Gemütlichkeit is what Germans call the convivial atmosphere of Bayern’s (Bavaria’s) capital. Even the uptight northern Germans come here to unwind in the vibrant setting of beer gardens shaded by giant chestnut trees, cavernous raucous beer halls, and endless eateries serving hardy, homey fare. On Sundays and holidays, most shops outside of the central area are closed. It is a day for locals as well as visitors to walk through gardens, take in some of the many museums, or stroll through the Marienplatz, Munich’s most famous square. The special mix of cosmopolitan chic and old city charm flirted with our senses on our first walkabout, swiftly blossoming into a love affair.
I encourage all non–beer drinkers, like myself, to try a halbe (half litre) of Bavarian bier. You will be converted and probably order a mass (litre) the next time around. It is easy to understand why Munich is known as the beer-swilling capital of the world. Like none other I have ever tasted! The sparkling, mellow, golden fluid glides over one’s gullet, titillating the taste buds. Tiny bursting bubbles in the froth send up a delightful aroma, tickling the nose as one’s head is tilted back for yet another swig.
The methods and quality of very specific ingredients have been handed down from generation to generation, regulated by the government since the sixteenth century. The Reinheitsgebot Act of 1516 (the German Purity Law) decreed that the only ingredients allowed are barley, hops, yeast, and water. There are a mind-boggling 5,000 varieties made by 1,300 breweries. Also, there are different brews for each season, as each specially grown grain crop ripens at different times. With preservatives not being allowed, certain beers are forbidden in summer, as they are more perishable in warmer weather. The alcohol content also varies. The Purity Law even set the price of beer in pfennig and hellers, which—if converted to today’s currency—would amount to mere pennies, making this the only clause no longer adhered to in this venerable bible of beer-brewing.

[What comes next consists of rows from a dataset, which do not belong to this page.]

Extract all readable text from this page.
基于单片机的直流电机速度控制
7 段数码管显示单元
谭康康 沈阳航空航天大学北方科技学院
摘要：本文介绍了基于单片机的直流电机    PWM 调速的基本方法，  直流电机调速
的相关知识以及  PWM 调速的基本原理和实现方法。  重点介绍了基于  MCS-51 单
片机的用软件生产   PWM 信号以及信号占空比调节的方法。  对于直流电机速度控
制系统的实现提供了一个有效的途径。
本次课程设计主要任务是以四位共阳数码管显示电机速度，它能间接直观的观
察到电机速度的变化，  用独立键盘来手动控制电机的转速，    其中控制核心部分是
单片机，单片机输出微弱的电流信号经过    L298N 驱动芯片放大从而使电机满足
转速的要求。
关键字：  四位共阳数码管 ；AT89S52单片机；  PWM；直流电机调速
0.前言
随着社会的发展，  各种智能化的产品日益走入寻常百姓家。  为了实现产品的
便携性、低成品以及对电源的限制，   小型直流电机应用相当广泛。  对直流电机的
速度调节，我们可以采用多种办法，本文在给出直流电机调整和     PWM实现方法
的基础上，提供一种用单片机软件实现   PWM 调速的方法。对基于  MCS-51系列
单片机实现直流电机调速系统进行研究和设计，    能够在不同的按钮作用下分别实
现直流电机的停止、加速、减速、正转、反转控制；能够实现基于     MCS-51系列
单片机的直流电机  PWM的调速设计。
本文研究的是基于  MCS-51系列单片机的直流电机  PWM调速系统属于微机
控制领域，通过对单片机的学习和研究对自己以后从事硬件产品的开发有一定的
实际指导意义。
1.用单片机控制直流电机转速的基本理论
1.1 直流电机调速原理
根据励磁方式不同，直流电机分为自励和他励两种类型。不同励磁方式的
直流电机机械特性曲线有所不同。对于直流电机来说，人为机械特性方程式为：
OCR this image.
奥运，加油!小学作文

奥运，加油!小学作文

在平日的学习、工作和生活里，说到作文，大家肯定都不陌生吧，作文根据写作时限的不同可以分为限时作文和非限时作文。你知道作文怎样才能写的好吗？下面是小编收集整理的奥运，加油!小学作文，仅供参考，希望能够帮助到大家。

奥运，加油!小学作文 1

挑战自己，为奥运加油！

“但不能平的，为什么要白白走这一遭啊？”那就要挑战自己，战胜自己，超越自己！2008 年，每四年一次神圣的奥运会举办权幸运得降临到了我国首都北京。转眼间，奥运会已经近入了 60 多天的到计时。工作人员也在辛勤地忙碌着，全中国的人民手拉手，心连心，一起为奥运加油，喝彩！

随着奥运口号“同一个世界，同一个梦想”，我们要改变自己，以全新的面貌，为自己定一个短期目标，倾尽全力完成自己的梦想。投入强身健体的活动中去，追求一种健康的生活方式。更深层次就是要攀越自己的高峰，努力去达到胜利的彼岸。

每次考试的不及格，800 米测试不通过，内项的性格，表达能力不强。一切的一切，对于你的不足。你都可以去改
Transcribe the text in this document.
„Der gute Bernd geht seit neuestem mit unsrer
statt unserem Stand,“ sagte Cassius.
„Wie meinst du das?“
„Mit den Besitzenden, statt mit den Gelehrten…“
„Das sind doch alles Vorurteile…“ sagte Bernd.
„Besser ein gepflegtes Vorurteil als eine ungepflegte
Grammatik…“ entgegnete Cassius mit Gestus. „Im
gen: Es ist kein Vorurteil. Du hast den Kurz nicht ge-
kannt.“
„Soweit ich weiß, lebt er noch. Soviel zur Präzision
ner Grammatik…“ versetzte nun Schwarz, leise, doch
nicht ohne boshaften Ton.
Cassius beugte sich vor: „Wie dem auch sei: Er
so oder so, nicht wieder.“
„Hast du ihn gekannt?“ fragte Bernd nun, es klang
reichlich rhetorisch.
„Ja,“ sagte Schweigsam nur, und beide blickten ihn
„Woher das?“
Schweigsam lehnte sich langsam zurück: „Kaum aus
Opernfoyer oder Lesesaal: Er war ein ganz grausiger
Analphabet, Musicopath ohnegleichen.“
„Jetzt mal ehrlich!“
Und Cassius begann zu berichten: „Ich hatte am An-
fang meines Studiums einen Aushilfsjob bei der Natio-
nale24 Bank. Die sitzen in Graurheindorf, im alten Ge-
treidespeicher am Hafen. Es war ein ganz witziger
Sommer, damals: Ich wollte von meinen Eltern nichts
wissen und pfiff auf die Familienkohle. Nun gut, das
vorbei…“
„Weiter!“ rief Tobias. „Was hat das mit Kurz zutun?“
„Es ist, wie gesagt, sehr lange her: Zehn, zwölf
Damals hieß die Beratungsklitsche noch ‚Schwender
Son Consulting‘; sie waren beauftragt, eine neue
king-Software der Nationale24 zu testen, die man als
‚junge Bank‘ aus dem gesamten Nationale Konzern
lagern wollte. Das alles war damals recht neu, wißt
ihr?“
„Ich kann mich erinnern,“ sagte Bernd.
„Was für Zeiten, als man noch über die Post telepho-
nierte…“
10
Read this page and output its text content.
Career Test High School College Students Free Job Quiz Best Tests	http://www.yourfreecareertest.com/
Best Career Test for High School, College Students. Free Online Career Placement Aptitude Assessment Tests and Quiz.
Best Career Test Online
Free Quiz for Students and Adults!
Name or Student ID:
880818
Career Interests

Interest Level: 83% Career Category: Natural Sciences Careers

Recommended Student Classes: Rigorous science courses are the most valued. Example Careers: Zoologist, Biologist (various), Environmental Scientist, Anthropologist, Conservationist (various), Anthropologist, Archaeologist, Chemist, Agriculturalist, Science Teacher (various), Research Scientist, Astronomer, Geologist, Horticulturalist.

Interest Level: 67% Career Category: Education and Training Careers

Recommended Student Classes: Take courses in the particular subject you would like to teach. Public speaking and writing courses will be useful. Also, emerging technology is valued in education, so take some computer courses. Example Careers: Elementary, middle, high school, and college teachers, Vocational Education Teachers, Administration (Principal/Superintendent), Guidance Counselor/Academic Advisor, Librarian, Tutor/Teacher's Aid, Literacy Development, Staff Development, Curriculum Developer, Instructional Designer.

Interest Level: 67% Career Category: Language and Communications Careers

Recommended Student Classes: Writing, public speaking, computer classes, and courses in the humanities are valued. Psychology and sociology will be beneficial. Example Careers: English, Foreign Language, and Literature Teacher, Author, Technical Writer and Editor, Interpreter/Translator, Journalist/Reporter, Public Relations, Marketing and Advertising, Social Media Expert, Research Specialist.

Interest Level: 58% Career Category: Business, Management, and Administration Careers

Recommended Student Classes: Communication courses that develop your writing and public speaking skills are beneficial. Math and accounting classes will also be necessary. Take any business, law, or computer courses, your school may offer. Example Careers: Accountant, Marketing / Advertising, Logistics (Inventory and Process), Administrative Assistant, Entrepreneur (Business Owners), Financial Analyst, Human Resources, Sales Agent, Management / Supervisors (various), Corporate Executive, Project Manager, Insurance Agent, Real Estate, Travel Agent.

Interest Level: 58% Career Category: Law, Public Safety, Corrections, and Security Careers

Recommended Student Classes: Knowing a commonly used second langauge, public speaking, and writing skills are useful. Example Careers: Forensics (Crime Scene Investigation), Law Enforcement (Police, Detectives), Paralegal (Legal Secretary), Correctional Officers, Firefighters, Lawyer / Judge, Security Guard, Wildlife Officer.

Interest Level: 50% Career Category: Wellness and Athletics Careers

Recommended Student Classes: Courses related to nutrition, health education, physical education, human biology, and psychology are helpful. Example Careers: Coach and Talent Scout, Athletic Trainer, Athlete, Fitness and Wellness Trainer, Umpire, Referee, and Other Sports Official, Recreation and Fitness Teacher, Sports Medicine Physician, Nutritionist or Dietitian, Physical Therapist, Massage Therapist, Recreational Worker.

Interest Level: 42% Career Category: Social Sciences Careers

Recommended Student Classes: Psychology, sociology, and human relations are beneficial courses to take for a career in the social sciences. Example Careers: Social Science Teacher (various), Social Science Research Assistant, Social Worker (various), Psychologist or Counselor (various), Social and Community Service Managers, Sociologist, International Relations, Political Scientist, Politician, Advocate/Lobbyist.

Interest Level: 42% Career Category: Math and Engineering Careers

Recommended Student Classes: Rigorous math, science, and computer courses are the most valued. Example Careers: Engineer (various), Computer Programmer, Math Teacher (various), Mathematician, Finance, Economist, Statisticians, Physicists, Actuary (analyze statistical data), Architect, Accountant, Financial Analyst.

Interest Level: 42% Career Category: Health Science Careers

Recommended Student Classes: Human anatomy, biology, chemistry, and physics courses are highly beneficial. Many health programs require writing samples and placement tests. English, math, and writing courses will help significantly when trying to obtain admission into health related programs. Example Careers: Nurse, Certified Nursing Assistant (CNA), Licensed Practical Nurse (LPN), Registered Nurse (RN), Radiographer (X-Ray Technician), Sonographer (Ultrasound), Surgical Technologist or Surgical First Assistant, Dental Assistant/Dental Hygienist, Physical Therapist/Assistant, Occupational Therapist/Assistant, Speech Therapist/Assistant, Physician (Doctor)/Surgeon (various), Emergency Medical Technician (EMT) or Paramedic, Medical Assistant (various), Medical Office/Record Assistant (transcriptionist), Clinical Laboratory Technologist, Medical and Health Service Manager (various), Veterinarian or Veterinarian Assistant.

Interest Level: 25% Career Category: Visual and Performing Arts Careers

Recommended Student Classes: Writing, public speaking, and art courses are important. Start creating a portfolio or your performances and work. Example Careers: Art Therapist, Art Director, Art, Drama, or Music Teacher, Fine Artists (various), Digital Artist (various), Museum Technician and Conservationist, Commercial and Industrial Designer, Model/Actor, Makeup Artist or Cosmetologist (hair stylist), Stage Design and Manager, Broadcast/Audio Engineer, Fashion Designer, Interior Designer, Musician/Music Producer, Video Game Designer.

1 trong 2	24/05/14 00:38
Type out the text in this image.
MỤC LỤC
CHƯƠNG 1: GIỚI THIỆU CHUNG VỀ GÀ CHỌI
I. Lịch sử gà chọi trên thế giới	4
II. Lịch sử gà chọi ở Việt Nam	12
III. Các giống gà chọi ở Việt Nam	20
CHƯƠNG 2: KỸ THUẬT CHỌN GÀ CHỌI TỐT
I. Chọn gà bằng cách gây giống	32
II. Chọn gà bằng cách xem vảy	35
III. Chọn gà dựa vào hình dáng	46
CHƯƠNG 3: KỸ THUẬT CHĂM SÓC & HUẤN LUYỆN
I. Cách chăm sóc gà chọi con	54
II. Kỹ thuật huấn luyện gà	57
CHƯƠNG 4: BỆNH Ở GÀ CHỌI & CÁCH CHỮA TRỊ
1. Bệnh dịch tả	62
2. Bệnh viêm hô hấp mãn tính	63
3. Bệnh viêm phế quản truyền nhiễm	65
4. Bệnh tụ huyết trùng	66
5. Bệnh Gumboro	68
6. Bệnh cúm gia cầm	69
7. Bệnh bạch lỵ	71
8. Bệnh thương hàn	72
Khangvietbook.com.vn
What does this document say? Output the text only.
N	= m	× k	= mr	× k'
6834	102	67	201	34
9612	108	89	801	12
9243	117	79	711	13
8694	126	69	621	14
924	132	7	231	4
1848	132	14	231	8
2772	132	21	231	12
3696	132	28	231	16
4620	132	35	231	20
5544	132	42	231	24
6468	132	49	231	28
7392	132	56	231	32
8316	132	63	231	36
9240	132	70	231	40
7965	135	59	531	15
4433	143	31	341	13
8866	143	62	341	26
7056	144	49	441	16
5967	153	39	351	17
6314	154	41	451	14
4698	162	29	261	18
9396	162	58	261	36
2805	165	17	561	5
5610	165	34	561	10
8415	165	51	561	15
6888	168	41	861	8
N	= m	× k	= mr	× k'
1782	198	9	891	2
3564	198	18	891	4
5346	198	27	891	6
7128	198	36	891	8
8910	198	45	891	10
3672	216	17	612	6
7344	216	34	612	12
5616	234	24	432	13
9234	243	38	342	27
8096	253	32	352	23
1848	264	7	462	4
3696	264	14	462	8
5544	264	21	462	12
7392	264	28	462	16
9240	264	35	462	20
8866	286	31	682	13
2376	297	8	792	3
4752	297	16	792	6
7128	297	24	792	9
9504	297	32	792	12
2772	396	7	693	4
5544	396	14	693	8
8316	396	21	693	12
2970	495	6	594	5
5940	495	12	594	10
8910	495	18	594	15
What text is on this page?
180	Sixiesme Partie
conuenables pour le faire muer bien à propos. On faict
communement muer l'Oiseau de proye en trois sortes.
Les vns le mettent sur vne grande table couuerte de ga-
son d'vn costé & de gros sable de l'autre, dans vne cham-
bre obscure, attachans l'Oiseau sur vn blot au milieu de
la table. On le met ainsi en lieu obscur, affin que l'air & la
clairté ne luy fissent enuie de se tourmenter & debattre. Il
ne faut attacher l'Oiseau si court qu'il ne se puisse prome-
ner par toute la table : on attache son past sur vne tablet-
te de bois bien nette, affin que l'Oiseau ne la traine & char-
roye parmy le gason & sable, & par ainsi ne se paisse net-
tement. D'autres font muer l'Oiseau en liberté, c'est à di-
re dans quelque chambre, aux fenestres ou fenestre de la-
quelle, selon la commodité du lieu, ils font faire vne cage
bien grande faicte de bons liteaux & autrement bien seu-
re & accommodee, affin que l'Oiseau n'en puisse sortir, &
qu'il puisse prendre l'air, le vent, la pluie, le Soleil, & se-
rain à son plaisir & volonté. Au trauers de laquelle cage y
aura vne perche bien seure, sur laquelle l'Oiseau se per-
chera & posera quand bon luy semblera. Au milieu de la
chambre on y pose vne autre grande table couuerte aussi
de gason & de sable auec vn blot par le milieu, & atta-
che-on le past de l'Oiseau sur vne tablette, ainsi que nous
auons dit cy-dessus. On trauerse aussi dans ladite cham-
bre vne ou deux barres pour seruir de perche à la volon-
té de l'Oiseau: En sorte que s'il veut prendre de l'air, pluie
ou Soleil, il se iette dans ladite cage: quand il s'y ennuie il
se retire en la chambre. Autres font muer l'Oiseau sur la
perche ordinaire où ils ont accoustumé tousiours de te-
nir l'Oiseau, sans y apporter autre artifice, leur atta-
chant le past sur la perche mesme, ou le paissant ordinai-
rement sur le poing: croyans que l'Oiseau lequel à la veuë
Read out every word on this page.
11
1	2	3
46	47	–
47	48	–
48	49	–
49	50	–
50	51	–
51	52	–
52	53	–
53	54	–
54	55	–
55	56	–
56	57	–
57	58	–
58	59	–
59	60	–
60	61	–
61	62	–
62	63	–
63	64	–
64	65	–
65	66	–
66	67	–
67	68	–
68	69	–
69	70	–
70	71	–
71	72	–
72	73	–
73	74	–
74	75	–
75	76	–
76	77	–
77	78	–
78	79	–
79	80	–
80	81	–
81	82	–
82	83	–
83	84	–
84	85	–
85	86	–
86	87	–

We were beginning to think a park bench might be our accommodation for our first night after we arrived. Hotel after hotel was booked solid; there was a World Trade Fair on environmental technology under way. After an hour at the pay phone, one gentleman said he could give us a room . . . for the next two nights only. We of course jumped at this offer. The centrally located Marie-Louise Pension was owned and operated by the Quality Hotel a few doors away. Stephen Leipold, one of the proprietors, greeted us at the Quality desk and gave us the particulars on our new abode.
“You must unfailingly hand the key in at this desk when leaving the room.”
“With this three-pound weight attached, how could we forget?” I joked.
“You would be surprised,” was his raised-eyebrow retort. Shuttling the key back and forth to the main hotel gave us many opportunities to chat with this interesting, kindly man. Stephen, who was perpetually on duty, started us off each day with restaurant suggestions, sites not to be missed, and a chocolate treat. We were delighted when he told us that if we were willing to change rooms for a few days then move back to the first room, we could stay there for the full two weeks we planned to be in Munich.
Our room at the Marie-Louise was certainly a “special edition” as far as hotel rooms go. Without exaggeration, it was the longest, narrowest room we had ever seen, measuring 5 metres in length and 2 metres across (16 x 6 ft). Two single beds, a table, chairs, and a sink were lined up in shotgun fashion along one side, leaving only a couple of feet to spare. Passing one another meant an extra (not unpleasant) squeeze. Rick thought it was extra-perfect. That it was less than half the price of a Quality Hotel room may have had something to do with it. The showers and toilets were shared with the occupants of six other rooms.
On our first full day in Munich, we hustled down to the Marienplatz in the heart of the Altstadt (old town) in time to see the much-photographed Glockenspiel in action. Every day at 11:00 a.m. and noon (and also at 5:00 p.m.from May to October), the carillon high up on the facade of the Altes Rathaus (town hall) is the focus for a 20-minute revue. Bells chimed out engaging tunes for the first while. Suddenly, figurines of ladies and gents began to dance, moving in and out of the archways, twisting and turning and dipping to the melodic pealing of bells. Just when we thought the pause of the figures was signalling the end, a miniature tournament commenced. Jousters on their steeds appeared from opposite sides, spears pointed at their opponents. One of the jousters was knocked off his horse; the other pranced in triumph past the arches. Two more jousters then appeared for the next competition. In a grand finale, the king and queen came out to bow, and the enamelled copper figures stilled as the musical bells wound down.
We dispersed with the crowd to the many outdoor cafés for some hardy Bavarian sustenance. The central area of the square took on a circus-like atmosphere. A talented fellow pummelled out wonderful tunes on a giant xylophone. Jugglers, break-dancers, and mimes picked their spots and instantly drew audiences.